You’ve said it took about ten years for your work to start to match your vision for what you wanted. Tell me about that. When I started I was 33, and I had two little girls at the time. … When you start a practice and you don’t have the time to really apply yourself, it stretches out over a longer period.
For all that time, I was really actively looking out at the world and thinking, “I’m drawn to that, I’m drawn to this. I’d love it if my work were a little more raw or a little more abstract.” But I didn’t have the tools yet because I wasn’t putting the time in to develop the skills to get to where I wanted to get to.
We live in a small town, a thousand people in our town, a little village by the sea. We have a winter arts festival every two years. So way back in the beginning, when I started painting, around 2000, I would do a solo exhibition for this festival every two years. I can mark my own development by looking at each exhibition that I did. In the beginning it was very naive. I just didn’t know how to use the materials that well.
About 2008, I was starting to feel like I was taking the inspiration from our area, the ocean, the bush, the marks on the beach at low tide that the little clams make, and I’m starting to develop a more abstract style and I’m so proud of my exhibition. This lady came in and had a real quick look around, and then she left, but then she came back in.

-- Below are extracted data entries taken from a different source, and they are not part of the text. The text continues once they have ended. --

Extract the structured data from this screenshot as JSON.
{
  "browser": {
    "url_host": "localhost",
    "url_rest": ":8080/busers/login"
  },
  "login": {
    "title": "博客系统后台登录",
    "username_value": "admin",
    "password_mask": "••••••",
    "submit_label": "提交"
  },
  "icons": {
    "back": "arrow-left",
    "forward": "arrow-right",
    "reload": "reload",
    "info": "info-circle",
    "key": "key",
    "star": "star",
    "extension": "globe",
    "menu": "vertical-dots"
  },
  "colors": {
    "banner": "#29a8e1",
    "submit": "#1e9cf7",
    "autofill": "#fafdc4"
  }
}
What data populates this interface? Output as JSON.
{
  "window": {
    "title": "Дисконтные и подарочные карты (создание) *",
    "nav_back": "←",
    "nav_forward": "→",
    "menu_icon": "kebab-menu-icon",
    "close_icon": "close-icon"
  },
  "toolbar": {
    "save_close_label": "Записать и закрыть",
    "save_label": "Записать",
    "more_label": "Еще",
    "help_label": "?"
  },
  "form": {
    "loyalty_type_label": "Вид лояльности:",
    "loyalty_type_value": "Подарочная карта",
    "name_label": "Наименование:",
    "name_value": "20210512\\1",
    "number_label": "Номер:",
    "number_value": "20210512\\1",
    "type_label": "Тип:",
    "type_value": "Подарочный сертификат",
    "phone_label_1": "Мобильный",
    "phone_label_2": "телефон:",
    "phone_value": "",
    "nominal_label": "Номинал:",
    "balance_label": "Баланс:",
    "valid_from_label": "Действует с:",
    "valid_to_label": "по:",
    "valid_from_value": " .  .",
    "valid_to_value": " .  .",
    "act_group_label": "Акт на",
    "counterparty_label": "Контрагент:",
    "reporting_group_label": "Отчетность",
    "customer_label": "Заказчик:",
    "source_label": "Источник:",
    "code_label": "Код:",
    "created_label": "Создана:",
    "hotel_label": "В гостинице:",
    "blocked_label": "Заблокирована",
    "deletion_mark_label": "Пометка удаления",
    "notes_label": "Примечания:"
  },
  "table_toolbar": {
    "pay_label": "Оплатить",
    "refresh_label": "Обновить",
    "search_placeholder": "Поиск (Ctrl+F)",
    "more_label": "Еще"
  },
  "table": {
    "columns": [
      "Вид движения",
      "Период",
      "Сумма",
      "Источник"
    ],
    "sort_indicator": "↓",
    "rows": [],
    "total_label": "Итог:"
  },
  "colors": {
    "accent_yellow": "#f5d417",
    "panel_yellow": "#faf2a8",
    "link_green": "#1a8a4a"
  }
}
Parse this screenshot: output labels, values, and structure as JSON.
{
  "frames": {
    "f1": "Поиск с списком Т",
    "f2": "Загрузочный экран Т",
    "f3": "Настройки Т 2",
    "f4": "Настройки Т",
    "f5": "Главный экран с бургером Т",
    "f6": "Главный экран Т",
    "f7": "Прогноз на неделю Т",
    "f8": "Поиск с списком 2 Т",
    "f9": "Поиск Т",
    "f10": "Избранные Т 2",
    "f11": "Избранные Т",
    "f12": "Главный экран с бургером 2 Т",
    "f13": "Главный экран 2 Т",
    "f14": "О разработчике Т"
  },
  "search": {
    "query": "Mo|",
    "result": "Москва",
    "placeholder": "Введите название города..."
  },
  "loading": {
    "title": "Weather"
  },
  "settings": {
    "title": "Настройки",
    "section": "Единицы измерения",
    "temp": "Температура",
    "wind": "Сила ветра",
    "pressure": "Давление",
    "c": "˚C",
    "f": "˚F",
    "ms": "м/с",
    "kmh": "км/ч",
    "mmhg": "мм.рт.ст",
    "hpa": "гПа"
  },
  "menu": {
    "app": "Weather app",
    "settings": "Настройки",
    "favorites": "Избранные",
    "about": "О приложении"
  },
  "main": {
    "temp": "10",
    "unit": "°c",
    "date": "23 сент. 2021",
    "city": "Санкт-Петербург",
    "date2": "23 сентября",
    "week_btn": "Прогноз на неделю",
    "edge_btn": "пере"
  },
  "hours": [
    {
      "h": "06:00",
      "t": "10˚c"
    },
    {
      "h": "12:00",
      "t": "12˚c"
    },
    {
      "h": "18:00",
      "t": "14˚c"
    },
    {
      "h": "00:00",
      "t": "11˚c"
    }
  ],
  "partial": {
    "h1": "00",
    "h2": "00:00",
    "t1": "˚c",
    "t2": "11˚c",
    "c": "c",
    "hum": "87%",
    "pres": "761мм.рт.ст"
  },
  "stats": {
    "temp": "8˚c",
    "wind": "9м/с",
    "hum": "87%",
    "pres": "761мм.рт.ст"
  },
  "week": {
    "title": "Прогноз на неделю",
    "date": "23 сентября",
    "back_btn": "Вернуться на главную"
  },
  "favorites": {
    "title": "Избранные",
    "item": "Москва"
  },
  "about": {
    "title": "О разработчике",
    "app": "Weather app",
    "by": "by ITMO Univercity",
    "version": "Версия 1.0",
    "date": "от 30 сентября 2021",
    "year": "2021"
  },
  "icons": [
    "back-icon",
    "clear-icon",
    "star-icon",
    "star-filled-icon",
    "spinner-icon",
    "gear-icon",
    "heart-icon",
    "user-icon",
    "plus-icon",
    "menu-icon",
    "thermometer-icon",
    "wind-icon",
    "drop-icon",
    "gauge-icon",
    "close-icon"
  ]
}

She said, “I just have to tell you. I’m sorry, I really like your old stuff better than your new stuff.” She liked the more folk art, the little birds dancing through the garden. And here I am thinking my art is becoming more sophisticated. And it was okay. I said to her, “That’s fine! But I can’t stay in one place, I need to move as I’m developing. I need to move towards what I feel is the right way for me to create.” And that process is ongoing, because we’re developing all the time internally. It’s not a static thing.